自民党・情報通信戦略調査会での議論に関する民放労連声明

2022年3月11日
日本民間放送労働組合連合会
中央執行委員長代行 小寺 健一

 自民党の情報通信戦略調査会は3月9日、民放連とNHKの専務理事の出席を求め、放送倫理・番組向上機構(BPO)やテレビ各局の番組審議会の活動状況について質疑を行った、と民放のニュースが報じました。「BPOや番組審議会が本当に機能しているのか審議したい」という趣旨で、出席した議員からは「テレビ局がネットだけに流す番組もBPOの対象になるのか」「不祥事を起こした政治家が不快な表情をする映像が流れていることに対しBPOは注意しないのか」「BPO委員の人選に国会が関われないか提起したい」といった質問や見解が出されたそうです。

 BPOは、NHKと民放連が共同で2003年に設立した第三者機関です。その委員の人選は、放送局の役職員以外で構成された評議員会によって選任されるなど、放送界からは自立した運営が行われるような工夫がなされています。放送番組をめぐる問題について、BPOでは専門家らが真摯に議論を重ね、多数の意見を社会に公表して放送局に改善を促してきたほか、各地で番組制作者や視聴者を対象にしたセミナー等を開催して、番組の質の向上や放送倫理の確立に大きな努力を払ってきました。
 これらの活動は、権力の介入を排して放送の自律をはかり、視聴者との関係を通じて放送番組の向上をめざすものです。このような存在は世界でも類例がなく、言論・表現の自由を保障する日本国憲法や放送番組編集の自由を保障する放送法の精神を体現するものとして、人々の間で定着しています。

 自民党内では安倍政権以降、BPOの法制化・権限強化や委員選出への国会関与を求める意見を強めています。しかし、今回明らかになった議論では、政治家の映像の使用に関わる意見など、自らの都合のいいように放送番組を左右しようという稚拙な発想もうかがえます。自民党議員はむしろ、第三条「放送番組は、法律に定める権限に基づく場合でなければ、何人からも干渉され、又は規律されることがない」と明記されている放送法について、一から学びなおすべきでしょう。
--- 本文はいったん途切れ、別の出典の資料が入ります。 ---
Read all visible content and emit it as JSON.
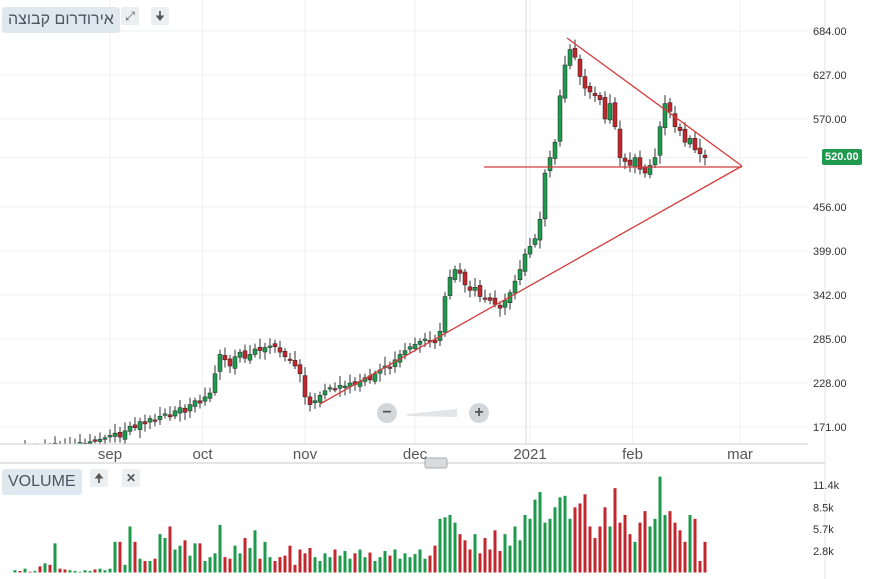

ましてや「BPOの人選に国会が関わる」ようなことは、前述の「権力の介入を排して放送の自律をはかる」BPO設立の理念に反するもので、認めるわけにはいきません。

 ロシアが突然ウクライナに侵略戦争をしかけ、国際的に緊迫した情勢の下で、虚実入り乱れた情報が錯綜しています。このように人々の情報環境にも大きな影響が及んでいる状況で、私たち民主主義社会の基盤となる言論・表現の自由を脅かすような論議が政権与党内で行われていることに対して、私たちは放送で働く者として、強く抗議します。

 この問題に関するメディアの報道が乏しいことも懸念されます。言論・表現の自由、放送の自由をめぐる重大な問題について、もっと考える機会と材料を提供してほしいと思います。そして、放送の自律・メディアの独立を確保して、視聴者の皆さんとともに、よりよい市民社会を築き上げていきたいと考えます。